CHARLIE NEARLY BLOWS IT!
(A Suffolk Child’s Memory of a Dangerous Escapade)

It was on Friday 1st September 1939 that, two days before Britain officially declared war on Germany, the first batch of evacuees, school children with helpers and staff from a school in Dagenham, arrived by sea at Felixstowe.

The facilities at the Felixstowe Central Junior School, which I attended and since has been renamed ‘Fairfield’, were to be shared between the town’s children and the evacuees, each with their own teachers. The local children started lessons at 8.30 and continued until 12.15pm whilst the evacuees took the afternoon shift from 1pm until 4.45pm. All had been clearly warned at school never to try to get through the coiled barbed wire, scaffolding and heavy concrete blocks of Felixstowe’s anti-invasion defences to gain access to the beach because it was mined. Even knowing it might well be a long time before we could again bathe and make castles in the sand as once we could, I certainly understood the need to heed that instruction.

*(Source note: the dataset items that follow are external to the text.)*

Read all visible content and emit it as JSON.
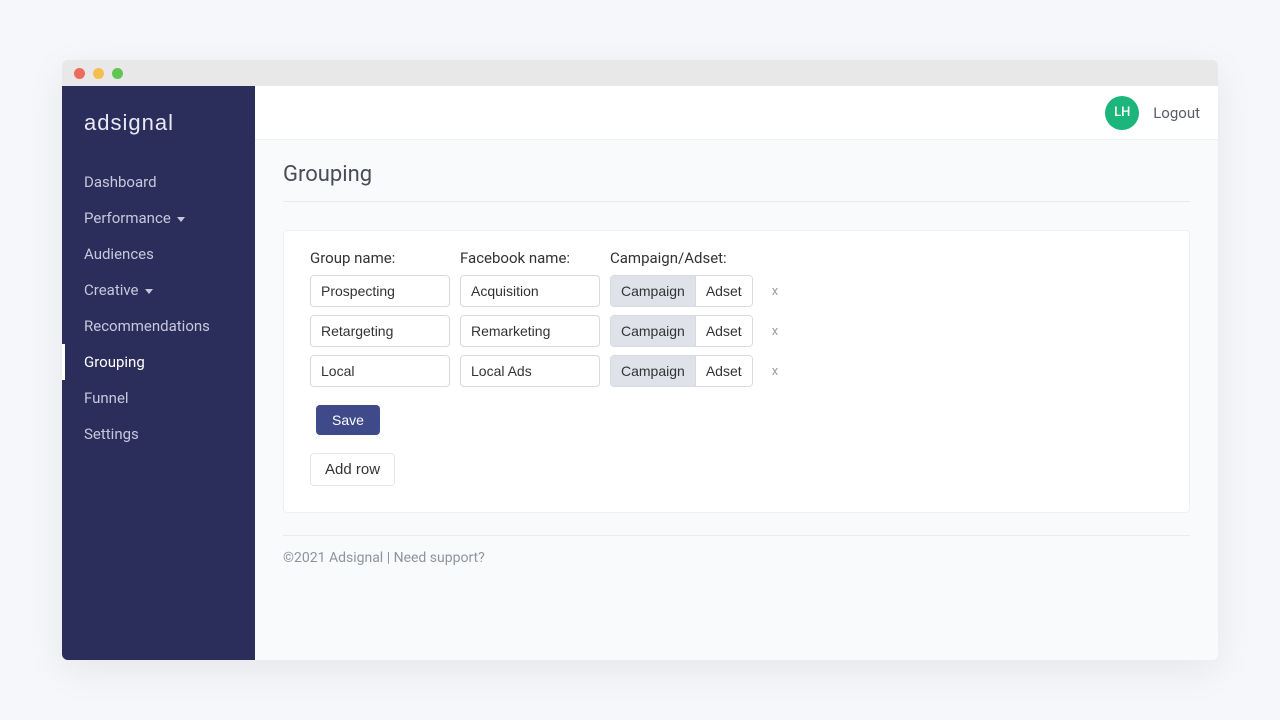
{
  "brand": "adsignal",
  "sidebar": {
    "items": [
      {
        "label": "Dashboard",
        "hasCaret": false,
        "active": false
      },
      {
        "label": "Performance",
        "hasCaret": true,
        "active": false
      },
      {
        "label": "Audiences",
        "hasCaret": false,
        "active": false
      },
      {
        "label": "Creative",
        "hasCaret": true,
        "active": false
      },
      {
        "label": "Recommendations",
        "hasCaret": false,
        "active": false
      },
      {
        "label": "Grouping",
        "hasCaret": false,
        "active": true
      },
      {
        "label": "Funnel",
        "hasCaret": false,
        "active": false
      },
      {
        "label": "Settings",
        "hasCaret": false,
        "active": false
      }
    ]
  },
  "topbar": {
    "avatar_initials": "LH",
    "logout_label": "Logout"
  },
  "page": {
    "title": "Grouping",
    "columns": {
      "group_name": "Group name:",
      "facebook_name": "Facebook name:",
      "campaign_adset": "Campaign/Adset:"
    },
    "toggle_options": {
      "campaign": "Campaign",
      "adset": "Adset"
    },
    "rows": [
      {
        "group_name": "Prospecting",
        "facebook_name": "Acquisition",
        "selected": "campaign"
      },
      {
        "group_name": "Retargeting",
        "facebook_name": "Remarketing",
        "selected": "campaign"
      },
      {
        "group_name": "Local",
        "facebook_name": "Local Ads",
        "selected": "campaign"
      }
    ],
    "row_delete_label": "x",
    "save_label": "Save",
    "add_row_label": "Add row"
  },
  "footer": {
    "copyright": "©2021 Adsignal",
    "separator": " | ",
    "support": "Need support?"
  }
}
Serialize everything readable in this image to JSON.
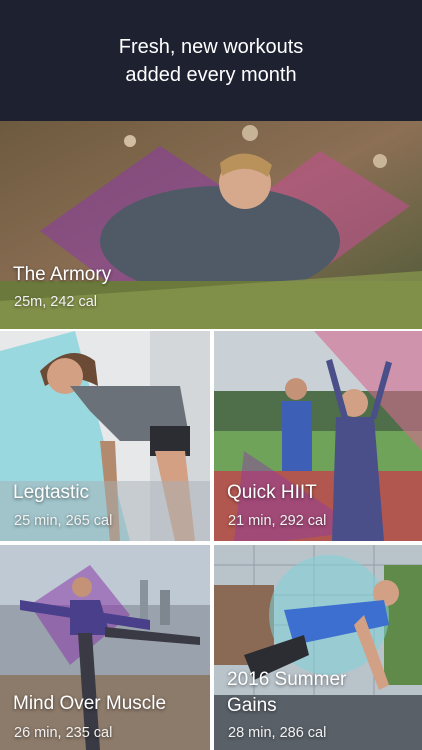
{
  "header": {
    "line1": "Fresh, new workouts",
    "line2": "added every month"
  },
  "workouts": [
    {
      "title": "The Armory",
      "meta": "25m, 242 cal"
    },
    {
      "title": "Legtastic",
      "meta": "25 min, 265 cal"
    },
    {
      "title": "Quick HIIT",
      "meta": "21 min, 292 cal"
    },
    {
      "title": "Mind Over Muscle",
      "meta": "26 min, 235 cal"
    },
    {
      "title_line1": "2016 Summer",
      "title_line2": "Gains",
      "meta": "28 min, 286 cal"
    }
  ],
  "colors": {
    "header_bg": "#1d2130",
    "accent_purple": "#8b3aa8",
    "accent_pink": "#c0508f",
    "accent_teal": "#7fd3d9"
  }
}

Billeted a few doors away from my home was a Dagenham boy called Charlie. Not one to be shy and having little better to do, Charlie took to loitering around our gate in the hope of joining my young brother and me in whatever activity we might be doing at the time. Though a girl but about the same age as he and, of course, easily accessible, I was soon to find that I was to be Charlie’s favoured companion. The friendship, with hindsight and as I had feared from its outset, should not perhaps have been encouraged but I felt sorry for the evacuees who had had to be separated from their families and all that was familiar to them.

It was a Sunday afternoon when I decided to take my brother for quite a long walk to a grassy cliff top on the eastern side of the town. From there at least we would be able to look over the barricade and watch the rolling waves. At the gate, as ever, in rubber boots was Charlie, obviously prepared to do whatever we had in mind. Try as I might I was not successful in putting Charlie off. He was determined to follow on behind and so some half hour later we reached our destination.

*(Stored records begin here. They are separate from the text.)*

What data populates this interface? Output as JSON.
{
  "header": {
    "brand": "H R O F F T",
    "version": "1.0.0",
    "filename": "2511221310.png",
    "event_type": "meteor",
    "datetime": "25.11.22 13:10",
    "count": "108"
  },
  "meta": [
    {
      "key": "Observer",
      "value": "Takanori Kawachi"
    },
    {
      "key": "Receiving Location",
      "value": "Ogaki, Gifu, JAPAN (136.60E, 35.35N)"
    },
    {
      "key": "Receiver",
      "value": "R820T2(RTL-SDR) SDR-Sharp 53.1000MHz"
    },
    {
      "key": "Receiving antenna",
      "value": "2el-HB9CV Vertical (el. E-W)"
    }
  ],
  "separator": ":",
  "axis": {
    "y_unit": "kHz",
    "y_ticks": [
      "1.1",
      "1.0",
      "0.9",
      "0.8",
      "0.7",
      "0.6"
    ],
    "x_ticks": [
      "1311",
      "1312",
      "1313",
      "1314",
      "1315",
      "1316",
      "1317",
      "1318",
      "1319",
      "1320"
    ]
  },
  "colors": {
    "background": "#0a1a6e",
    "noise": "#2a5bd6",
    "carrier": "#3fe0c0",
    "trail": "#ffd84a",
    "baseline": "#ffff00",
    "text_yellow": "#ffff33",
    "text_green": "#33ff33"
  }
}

Suddenly, as though drawn like a magnate to the twinkling sea that quite probably the boy had never seen before, Charlie wriggled through the barbed wire on the edge of the cliff and disappeared from view. At any moment, I thought, there would be an explosion and a leg still in its wellington boot would fly through the air and land beside us. Though I shouted to him to come back at once, all we could hear were his plaintive cries for help — he was stuck in the mud below.

Knowing we couldn’t leave him there, as was certainly the temptation, I seized my brother’s hand and we retraced our steps to find help. A man I took to be a naval officer was walking along the road towards us. Ignoring my trepidation as to his reaction, I approached and stepping before him blurted out Charlie’s escapade. Sternly we were told to ‘wait there’ as turning the man strode off to a small military establishment nearby, returning a little later with a number of soldiers shouldering coiled ropes who had the dubious job of descending the cliff to retrieve the errant boy.

Eventually Charlie appeared minus his wellies and the three of us, escorted by a special constable, were bundled into a taxi and driven home in silence. My mother upon opening the door was horrified to find her children on the step encompassed by the arms of the law and far from being congratulated for instigating Charlie’s rescue, I was soundly rebuked as soon as the door was shut.

Perhaps I should have left the wretch that afternoon to meet the incoming tide but it was not long before in the summer of 1940 Charlie, along with all the other children from his school, was re-evacuated to Wales, for at the time it was thought that an invasion of our own coastline was very likely and imminent. Sadly this meant that it was now the turn of many of Felixstowe’s own children themselves to be evacuated to the midlands, probably to have adventures of their own.